In light of the recent announcement regarding settlement between legendary composer Ilaiyaraaja and makers of the hit Malayalam movie “Manjummel Boys” we are pleased to bring to you this tidbit by SpicyIP intern Tejas Misra. Tejas explains what the dispute was about and shares his quick take on the rights of composers under the Indian Copyright Act. Tejas is a third-year law student at National Law University, Delhi, and is interested in the evolution of IPR law and its growth in India. His previous post can be accessed here.
The Curious Case of Composers and Copyright – Ilaiyaraaja Settles Copyright Dispute with ‘Manjummel Boys’ Makers
By Tejas Misra
Earlier this year in May, it was reported that noted music composer Ilaiyaraaja issued a legal notice to the makers of the Malayalam movie ‘Manjummel Boys’ for using his song ‘Kanmani Anbodu Kaadhalan‘ without prior consent, demanding an amount of Rs. 2 crore as compensation. On August 5, 2024, it was reported that the dispute was settled for INR 60 Lakhs, an amount far lower than the original amount claimed by Ilaiyaraaja.
The counsels on behalf of Illaiyaraaja in the notice had asked the makers of ‘Manjummel Boys’ to either get permission or remove the song from the movie entirely. They stated that though the song is credited in the movie, the makers did not obtain any consent, permission, or license from the ace musician to use his song. Some sources even suggest that the use of this song significantly contributed to the success of “Manjummel Boys”. This is not the first time Ilaiyaraaja has been entangled in legal disputes (see here and here for previous posts on disputes concerning Ilaiyaraaja), concerning the copyrights of the composer.
The primary contention of Ilaiyaraaja’s counsels was that despite the commercial success of the movie, no royalties have been paid to Ilaiyaraaja as the original composer. The producers of ‘Manjummel Boys’ claimed that the money from the success of the movie was given to the music recording companies who own the rights to the music.

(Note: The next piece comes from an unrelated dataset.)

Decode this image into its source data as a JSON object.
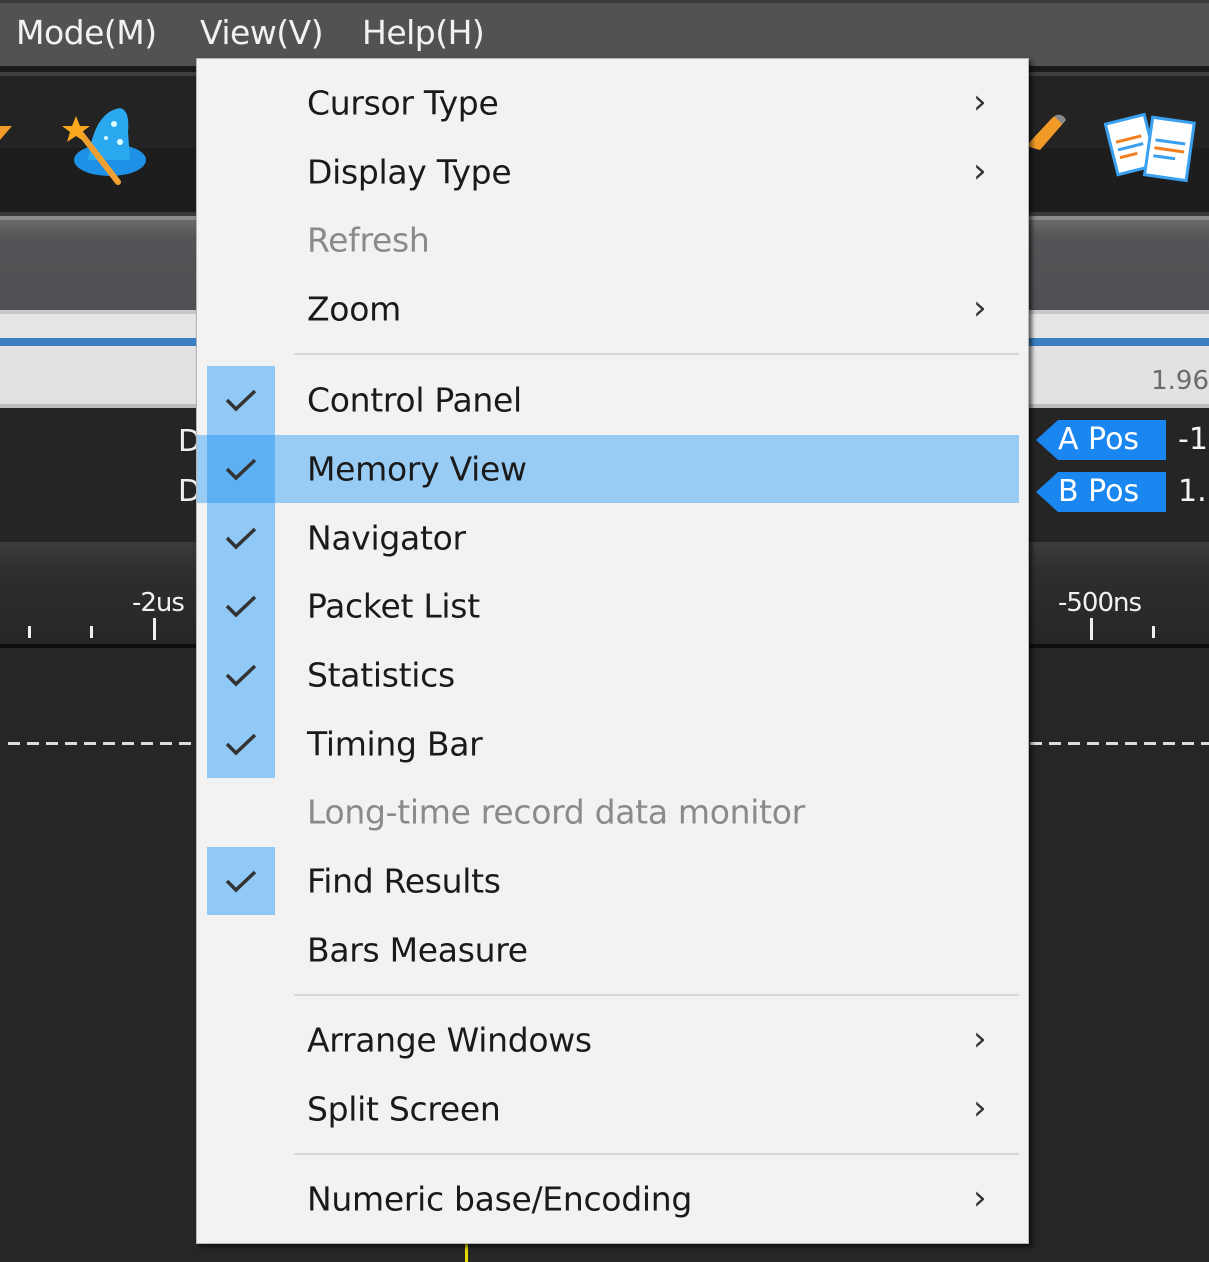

This raises the pertinent question, would it suffice to take permission from the record label, or does one have to take permission from the original composer or lyricist as well? Part of the difficulty in answering this comes down to the fact that there is not one copyright owner, but possibly several copyrights from one song under Indian copyright law.
For example (see here), copyrights exist independently for lyrics, where the lyricist is recognized as both author and first owner of copyright. Similarly, musical compositions have their own independent copyrights, with the music composer identified as the author and first owner of the copyright. Additionally, like in the present case, sound recording companies also have copyright over the recordings they produce, and the producer of a sound recording is considered its owner and has its lawful copyright.
Originally, in Indian Performing Rights Society v. Eastern India Motion Pictures Association (as discussed by Vasundhara Majithia here), the Supreme Court examined S. 17 of the Copyright Act to decide who owns the right over a musical composition played in a movie. S. 17 provides for some certain exceptions to the general principle that authors are the first owners of copyright in their works. The Court in this case held that categorically that the rights of a music composer or lyricist can be defeated by the producer of a film, and that the composers cannot demand any royalties for the same.
To rectify such changes, the 2012 Amendment was made by Parliament to the Copyright Act, largely achieved by lobbyists made up of composers and lyricists. These efforts resulted in the recognition of their right to equitable sharing in the royalties, The Bombay High Court also, in Indian Performing Right Society Ltd. v. Rajasthan Patrika Pvt. Ltd and Indian Performing Rights Society Ltd. v. Music Broadcast Ltd. (discussed by Praharsh here), has clarified that post the 2012 Amendment, authors of sound recordings are entitled to receive royalties, but made an exception for cinematograph films presented in a cinema hall. However, in another recent judgment of Vodafone Idea Limited vs Saregama India Limited & Anr (covered by Surabhi Katare here), the Calcutta High Court ruled that authors of literary and musical works incorporated into sound recordings have the default right to receive royalties for their creations.
Thus, the question of monetary remuneration to composers for unauthorized usage still remains a legal question that has recently been answered, with the Courts in favor of the music composers. In this particular case however, there is little doubt that the makers of ‘Manjummel Boys’ overstepped their bounds while utilizing a song in their film with no appropriate authorization from the singer at all. Since the entirety of the song was utilized in the movie with no prior permission, it is likely that the Court would have held this as a case of copyright violation.
The case has now been settled for a compensatory amount of Rs. 60 lakhs, thus precluding this case from going to the courts at all. Therefore, the legal question did not arise in the present case.